The Court of Arbitration for Sport has delayed until next month its ruling on a challenge filed by South African double Olympic champion Caster Semenya against the IAAF.
A decision in the controversial case had been due next week, but the world's top sport court said it would not issue a verdict "until the end of April" because both sides had filed additional material since the hearing in February.
"No precise date has been set," said a CAS press release.
Semenya is challenging proposals by the International Association of Athletics Federations that aim to restrict female athletes' testosterone levels.
The IAAF is looking to force so-called "hyperandrogenic" athletes or those with "differences of sexual development" (DSD) to seek treatment to lower their testosterone levels below a prescribed amount if they wish to continue competing as women.
The court is set to rule on capping testosterone levels in women athletes at five nanomoles per litre (nmol/L) of blood.
The athletics governing body has argued the moves are necessary to create a "level playing field" for other female athletes.
In a statement sent to AFP, the IAAF responded to the delay by saying: "the postponement will not prejudice the athletes concerned."
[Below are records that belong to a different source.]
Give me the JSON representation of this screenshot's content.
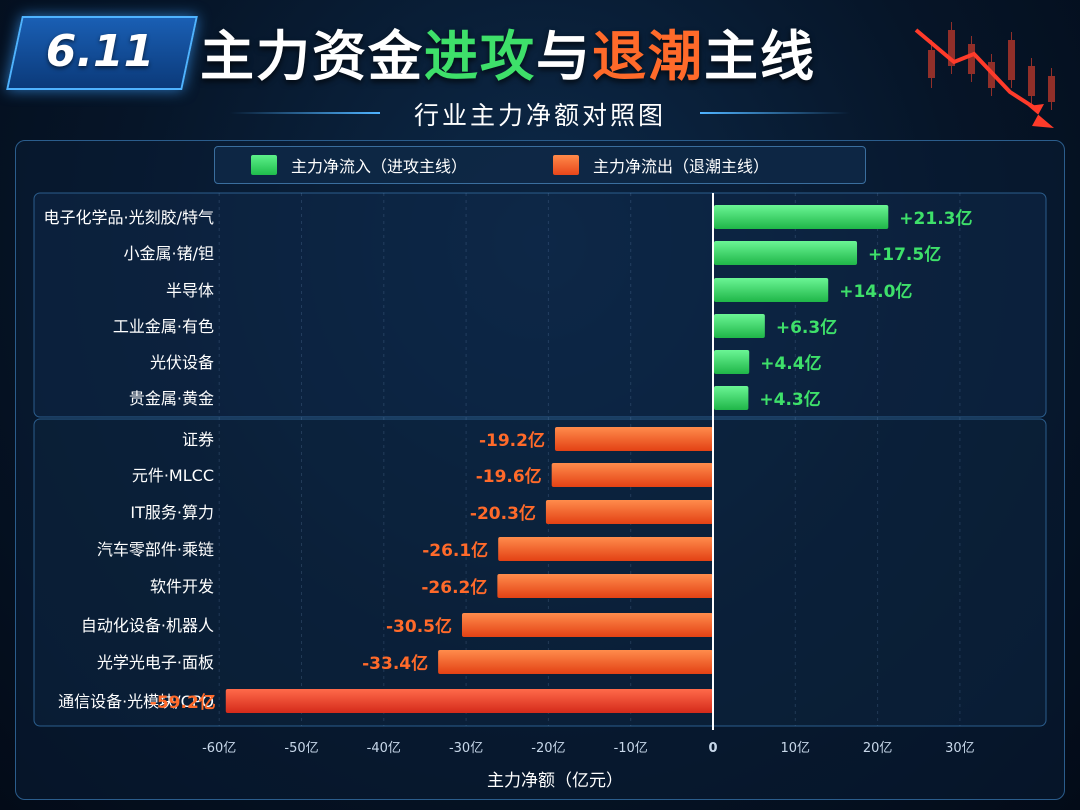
{
  "header": {
    "date": "6.11",
    "title_parts": [
      {
        "text": "主力资金",
        "tone": "white"
      },
      {
        "text": "进攻",
        "tone": "green"
      },
      {
        "text": "与",
        "tone": "white"
      },
      {
        "text": "退潮",
        "tone": "orange"
      },
      {
        "text": "主线",
        "tone": "white"
      }
    ],
    "subtitle": "行业主力净额对照图"
  },
  "colors": {
    "inflow": "#2fd35c",
    "outflow": "#ff5a22",
    "inflow_text": "#3ee06a",
    "outflow_text": "#ff6a2a",
    "panel_border": "#2b5d8c"
  },
  "legend": {
    "inflow_label": "主力净流入（进攻主线）",
    "outflow_label": "主力净流出（退潮主线）"
  },
  "chart_data": {
    "type": "bar",
    "orientation": "horizontal",
    "title": "主力资金进攻与退潮主线",
    "subtitle": "行业主力净额对照图",
    "xlabel": "主力净额（亿元）",
    "ylabel": "",
    "unit": "亿",
    "xlim": [
      -60,
      30
    ],
    "xticks": [
      -60,
      -50,
      -40,
      -30,
      -20,
      -10,
      0,
      10,
      20,
      30
    ],
    "tick_labels": [
      "-60亿",
      "-50亿",
      "-40亿",
      "-30亿",
      "-20亿",
      "-10亿",
      "0",
      "10亿",
      "20亿",
      "30亿"
    ],
    "legend_position": "top-center",
    "grid": true,
    "categories": [
      "电子化学品·光刻胶/特气",
      "小金属·锗/钽",
      "半导体",
      "工业金属·有色",
      "光伏设备",
      "贵金属·黄金",
      "证券",
      "元件·MLCC",
      "IT服务·算力",
      "汽车零部件·乘链",
      "软件开发",
      "自动化设备·机器人",
      "光学光电子·面板",
      "通信设备·光模块/CPO"
    ],
    "values": [
      21.3,
      17.5,
      14.0,
      6.3,
      4.4,
      4.3,
      -19.2,
      -19.6,
      -20.3,
      -26.1,
      -26.2,
      -30.5,
      -33.4,
      -59.2
    ],
    "value_labels": [
      "+21.3亿",
      "+17.5亿",
      "+14.0亿",
      "+6.3亿",
      "+4.4亿",
      "+4.3亿",
      "-19.2亿",
      "-19.6亿",
      "-20.3亿",
      "-26.1亿",
      "-26.2亿",
      "-30.5亿",
      "-33.4亿",
      "-59.2亿"
    ]
  }
}
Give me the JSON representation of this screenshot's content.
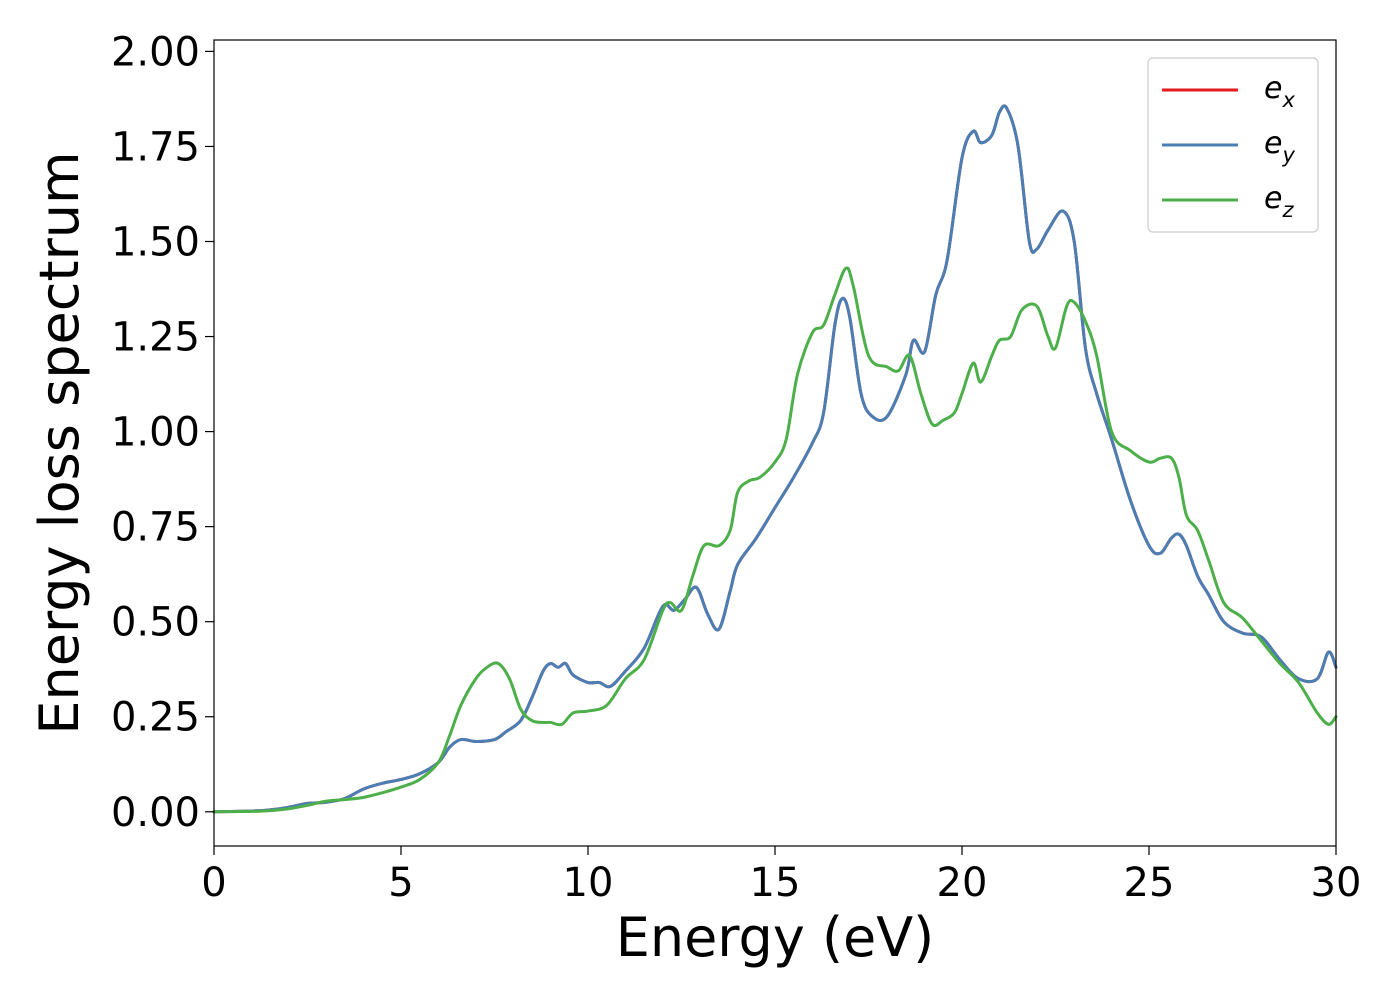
{
  "chart_data": {
    "type": "line",
    "xlabel": "Energy (eV)",
    "ylabel": "Energy loss spectrum",
    "xlim": [
      0,
      30
    ],
    "ylim": [
      -0.09,
      2.03
    ],
    "xticks": [
      "0",
      "5",
      "10",
      "15",
      "20",
      "25",
      "30"
    ],
    "yticks": [
      "0.00",
      "0.25",
      "0.50",
      "0.75",
      "1.00",
      "1.25",
      "1.50",
      "1.75",
      "2.00"
    ],
    "grid": false,
    "legend_position": "top-right",
    "series": [
      {
        "name": "e",
        "name_sub": "x",
        "color": "#e41a1c",
        "x": [
          0,
          1,
          1.5,
          2,
          2.5,
          3,
          3.5,
          4,
          4.5,
          5,
          5.5,
          6,
          6.3,
          6.6,
          7,
          7.5,
          7.8,
          8.2,
          8.5,
          8.8,
          9,
          9.2,
          9.4,
          9.6,
          10,
          10.3,
          10.6,
          11,
          11.5,
          12,
          12.3,
          12.6,
          12.9,
          13.2,
          13.5,
          13.8,
          14,
          14.5,
          15,
          15.5,
          16,
          16.3,
          16.6,
          16.8,
          17,
          17.3,
          17.6,
          18,
          18.5,
          18.7,
          19,
          19.3,
          19.6,
          20,
          20.3,
          20.5,
          20.8,
          21,
          21.2,
          21.5,
          21.8,
          22,
          22.3,
          22.7,
          23,
          23.3,
          23.6,
          24,
          24.5,
          25,
          25.3,
          25.6,
          25.8,
          26,
          26.3,
          26.6,
          27,
          27.5,
          28,
          28.5,
          29,
          29.5,
          29.8,
          30
        ],
        "values": [
          0,
          0.002,
          0.005,
          0.012,
          0.022,
          0.025,
          0.035,
          0.06,
          0.075,
          0.085,
          0.1,
          0.13,
          0.17,
          0.19,
          0.185,
          0.19,
          0.21,
          0.24,
          0.3,
          0.37,
          0.39,
          0.38,
          0.39,
          0.36,
          0.34,
          0.34,
          0.33,
          0.37,
          0.43,
          0.54,
          0.53,
          0.56,
          0.59,
          0.52,
          0.48,
          0.58,
          0.65,
          0.72,
          0.8,
          0.88,
          0.97,
          1.05,
          1.28,
          1.35,
          1.3,
          1.1,
          1.04,
          1.04,
          1.15,
          1.24,
          1.21,
          1.36,
          1.45,
          1.72,
          1.79,
          1.76,
          1.78,
          1.84,
          1.85,
          1.75,
          1.5,
          1.48,
          1.53,
          1.58,
          1.5,
          1.22,
          1.1,
          0.98,
          0.82,
          0.7,
          0.68,
          0.72,
          0.73,
          0.7,
          0.62,
          0.57,
          0.5,
          0.47,
          0.46,
          0.4,
          0.35,
          0.35,
          0.42,
          0.38
        ]
      },
      {
        "name": "e",
        "name_sub": "y",
        "color": "#4a7fb5",
        "x": [
          0,
          1,
          1.5,
          2,
          2.5,
          3,
          3.5,
          4,
          4.5,
          5,
          5.5,
          6,
          6.3,
          6.6,
          7,
          7.5,
          7.8,
          8.2,
          8.5,
          8.8,
          9,
          9.2,
          9.4,
          9.6,
          10,
          10.3,
          10.6,
          11,
          11.5,
          12,
          12.3,
          12.6,
          12.9,
          13.2,
          13.5,
          13.8,
          14,
          14.5,
          15,
          15.5,
          16,
          16.3,
          16.6,
          16.8,
          17,
          17.3,
          17.6,
          18,
          18.5,
          18.7,
          19,
          19.3,
          19.6,
          20,
          20.3,
          20.5,
          20.8,
          21,
          21.2,
          21.5,
          21.8,
          22,
          22.3,
          22.7,
          23,
          23.3,
          23.6,
          24,
          24.5,
          25,
          25.3,
          25.6,
          25.8,
          26,
          26.3,
          26.6,
          27,
          27.5,
          28,
          28.5,
          29,
          29.5,
          29.8,
          30
        ],
        "values": [
          0,
          0.002,
          0.005,
          0.012,
          0.022,
          0.025,
          0.035,
          0.06,
          0.075,
          0.085,
          0.1,
          0.13,
          0.17,
          0.19,
          0.185,
          0.19,
          0.21,
          0.24,
          0.3,
          0.37,
          0.39,
          0.38,
          0.39,
          0.36,
          0.34,
          0.34,
          0.33,
          0.37,
          0.43,
          0.54,
          0.53,
          0.56,
          0.59,
          0.52,
          0.48,
          0.58,
          0.65,
          0.72,
          0.8,
          0.88,
          0.97,
          1.05,
          1.28,
          1.35,
          1.3,
          1.1,
          1.04,
          1.04,
          1.15,
          1.24,
          1.21,
          1.36,
          1.45,
          1.72,
          1.79,
          1.76,
          1.78,
          1.84,
          1.85,
          1.75,
          1.5,
          1.48,
          1.53,
          1.58,
          1.5,
          1.22,
          1.1,
          0.98,
          0.82,
          0.7,
          0.68,
          0.72,
          0.73,
          0.7,
          0.62,
          0.57,
          0.5,
          0.47,
          0.46,
          0.4,
          0.35,
          0.35,
          0.42,
          0.38
        ]
      },
      {
        "name": "e",
        "name_sub": "z",
        "color": "#4daf4a",
        "x": [
          0,
          1,
          1.5,
          2,
          2.5,
          3,
          3.5,
          4,
          4.5,
          5,
          5.5,
          6,
          6.3,
          6.6,
          7,
          7.3,
          7.6,
          7.9,
          8.2,
          8.5,
          8.8,
          9,
          9.3,
          9.6,
          10,
          10.5,
          11,
          11.5,
          12,
          12.2,
          12.5,
          12.8,
          13.1,
          13.5,
          13.8,
          14,
          14.3,
          14.6,
          15,
          15.3,
          15.6,
          16,
          16.3,
          16.6,
          16.9,
          17.1,
          17.5,
          18,
          18.3,
          18.6,
          18.9,
          19.2,
          19.5,
          19.8,
          20,
          20.3,
          20.5,
          20.8,
          21,
          21.3,
          21.6,
          22,
          22.3,
          22.5,
          22.8,
          23,
          23.3,
          23.6,
          24,
          24.5,
          25,
          25.3,
          25.6,
          25.8,
          26,
          26.3,
          26.6,
          27,
          27.5,
          28,
          28.5,
          29,
          29.5,
          29.8,
          30
        ],
        "values": [
          0,
          0.001,
          0.003,
          0.008,
          0.017,
          0.028,
          0.032,
          0.038,
          0.05,
          0.065,
          0.085,
          0.13,
          0.2,
          0.28,
          0.35,
          0.38,
          0.39,
          0.35,
          0.27,
          0.24,
          0.235,
          0.235,
          0.23,
          0.26,
          0.265,
          0.28,
          0.35,
          0.4,
          0.53,
          0.55,
          0.53,
          0.62,
          0.7,
          0.7,
          0.74,
          0.84,
          0.87,
          0.88,
          0.92,
          0.98,
          1.15,
          1.26,
          1.28,
          1.36,
          1.43,
          1.38,
          1.2,
          1.17,
          1.16,
          1.2,
          1.1,
          1.02,
          1.03,
          1.05,
          1.1,
          1.18,
          1.13,
          1.2,
          1.24,
          1.25,
          1.32,
          1.33,
          1.25,
          1.22,
          1.33,
          1.34,
          1.29,
          1.2,
          1.0,
          0.95,
          0.92,
          0.93,
          0.93,
          0.88,
          0.78,
          0.74,
          0.66,
          0.55,
          0.51,
          0.45,
          0.39,
          0.34,
          0.26,
          0.23,
          0.25
        ]
      }
    ]
  }
}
The IAAF also said it was establishing a "special transitional provision" allowing those who "respect the limit of 5 nmol/L, as of the week following the publication of the decision" to be eligible for the athletics World Championships which start in Doha on September 28.
A wide coalition has rallied behind Semenya's cause, including the government in her native South Africa and rights activists worldwide.
Some scientific experts have argued that barring Semenya from competition due to naturally high testosterone levels would be like excluding basketball players because they are too tall.